今からすれば、法外に高かった(;><;)
大きなクッキリとした連弁文の浮き彫りといい、細やかで鋭い片切彫りといい、なかなかのものですね。
伊万里や三田では出来ないでしょうね。
鍋島かとも思いましたが、鍋島青磁にこのような形の物はないような気が、、、。
やはり、中国の、天龍寺青磁か七官青磁というところでしょうか。
青磁は紫口鉄足と言われますが、本来は、高台に鉄釉を塗るのではなく、生地に含まれる少量の鉄分が焼成の際に滲み出て黒っぽくなるんでしょうよね。
この尊式花瓶は、正しく、鉄釉を塗ったのではなく、自然と黒っぽくなったように見えますが、、、。
典型的な紫口鉄足なら話は早いのですが、どうにも高台があいまいです。
日本でこれだけの物を作ってもワリがあわないし、中国後世の写しとしておくのが無難だと思います(^|^;)
ウチにも東京の有名店で買った時代不明の鍋島青磁の五寸皿があるんですが、正直なところ全く時代は不明です。
とはいえ、尊式という格調高い形は大いに魅力的ですし、このように直してあることを思えば、由緒正しい品であることは想像できるように思います。

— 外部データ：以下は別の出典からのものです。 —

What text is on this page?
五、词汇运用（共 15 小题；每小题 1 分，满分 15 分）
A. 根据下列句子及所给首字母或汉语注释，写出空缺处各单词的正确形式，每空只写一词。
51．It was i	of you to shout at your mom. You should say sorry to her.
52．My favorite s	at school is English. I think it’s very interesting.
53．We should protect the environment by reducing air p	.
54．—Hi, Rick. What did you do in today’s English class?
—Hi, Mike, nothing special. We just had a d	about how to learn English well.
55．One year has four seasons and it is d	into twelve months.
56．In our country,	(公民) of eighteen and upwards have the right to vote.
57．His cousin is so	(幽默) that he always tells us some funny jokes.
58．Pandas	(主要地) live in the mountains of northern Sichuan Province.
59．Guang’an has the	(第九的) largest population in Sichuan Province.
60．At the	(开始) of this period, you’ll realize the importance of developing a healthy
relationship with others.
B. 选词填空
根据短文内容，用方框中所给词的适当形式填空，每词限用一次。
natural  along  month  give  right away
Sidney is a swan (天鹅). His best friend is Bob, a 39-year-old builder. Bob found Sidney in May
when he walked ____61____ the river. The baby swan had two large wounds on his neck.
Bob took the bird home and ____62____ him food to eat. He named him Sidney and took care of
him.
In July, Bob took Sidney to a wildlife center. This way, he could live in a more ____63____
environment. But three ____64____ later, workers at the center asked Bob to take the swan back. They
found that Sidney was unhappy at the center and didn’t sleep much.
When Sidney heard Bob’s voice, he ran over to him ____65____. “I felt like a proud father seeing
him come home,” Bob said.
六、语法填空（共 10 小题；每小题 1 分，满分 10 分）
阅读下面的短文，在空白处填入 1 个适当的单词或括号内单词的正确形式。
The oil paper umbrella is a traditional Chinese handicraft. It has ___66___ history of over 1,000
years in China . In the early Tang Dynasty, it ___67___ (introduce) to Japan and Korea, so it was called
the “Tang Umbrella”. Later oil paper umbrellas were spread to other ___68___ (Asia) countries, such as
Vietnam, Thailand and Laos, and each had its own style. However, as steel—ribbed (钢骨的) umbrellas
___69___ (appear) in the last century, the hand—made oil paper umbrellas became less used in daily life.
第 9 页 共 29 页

一つの品をめぐって一喜一憂するのは、はたから見れば滑稽でしょうね。
この品も、嫌になってその辺にコロガシてあったのですが、今回、真剣に眺めてみて、少し位が上がりました(^.^)
またまた、自分の品に甘い遅生であります(^+^;)
やはり花入れでしょうか。
時代と窯は難しいですがこの形はそれなりの物のようですね。
大きさもあって床の飾tりだったのでしょうね。
ただ、中国は摸倣を連綿として繰り返してきた国ですから、時代の特定は難しいです。
確かに、形はなかなかのものだと思います。
一度、床の間に置いて、花など入れてみます。